Put governance before deployment: The budget announces AI integration into public administration, citizen databases, and education. That is ambitious. But there is currently no oversight body, no procurement standards, and no framework to ensure these systems are ethical, accountable, and safe.
The government should not deploy AI into public systems without basic safeguards in place. Adding a governance requirement to the budget's own AI mandates costs nothing and protects the government's own modernization agenda.
Three Things to Add
Three things are missing from this budget and should be included.
National computing infrastructure: Every serious AI workload in Bangladesh runs on foreign servers under foreign terms of service. The budget should begin addressing this. Even a modest initial allocation toward domestic high-performance computing would signal that digital sovereignty is a priority, not just a talking point.

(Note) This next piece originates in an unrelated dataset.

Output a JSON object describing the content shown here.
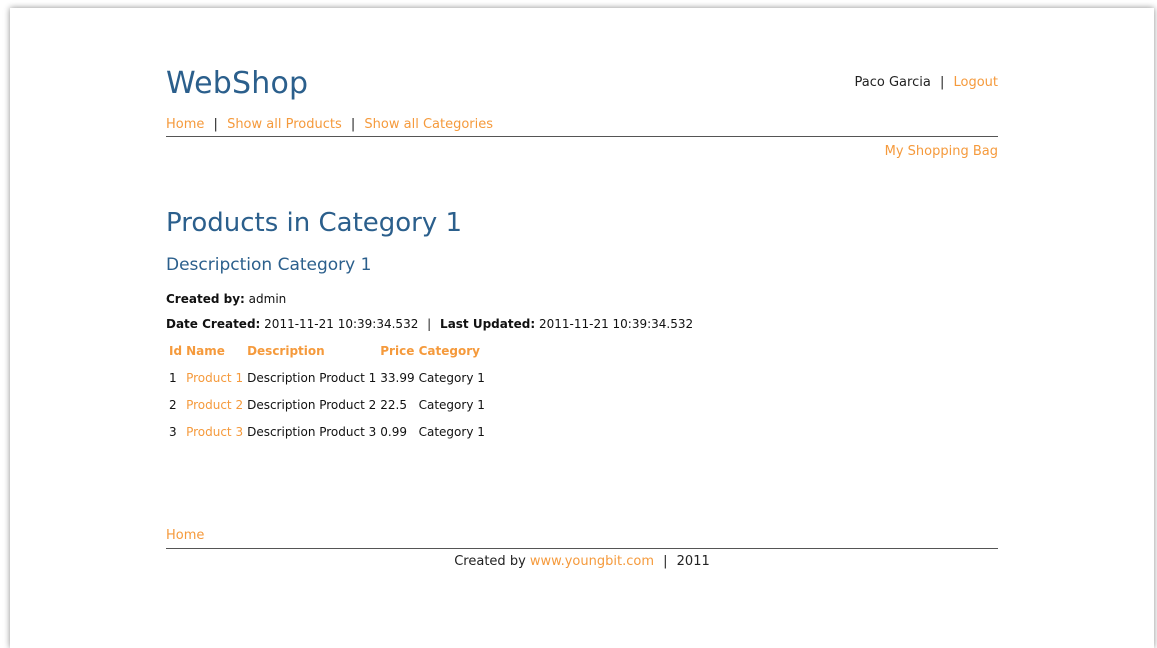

Bangla language AI: Bangla, the language of 230 million people, remains woefully underrepresented in the systems that shape the future. The budget does not address this. The math is simple: building a competitive foundational Bangla model from scratch could easily exceed Tk 300 crore, more than the entire five-year AI policy budget.
But that does not mean we give up. It means we fund the achievable path: fine-tuning high-performing open-source models on well-curated Bangla data through a public-private consortium. The budget should put real money behind this, not as an aspiration but as a funded line item with a deliverable and a deadline.
Connectivity to affordability: The 5G coverage targets are ambitious. But coverage without access is a press release, not a policy. The budget should tie its connectivity targets to affordability so that rural and low-income citizens can actually use what is being built, not just live within range of it.
The question was never whether Bangladesh could afford to invest in AI. The question, as always, is whether we can afford to do it slowly. We cannot. Let us move.
Dr. Zunaid Kazi is a futurist and technologist who has been at the forefront of AI for over four decades. He is a Founding Council Member of MillionX Bangladesh and the founder of Knowtomation. He writes on AI policy for Counterpoint BD, Dhaka Tribune, and Medium.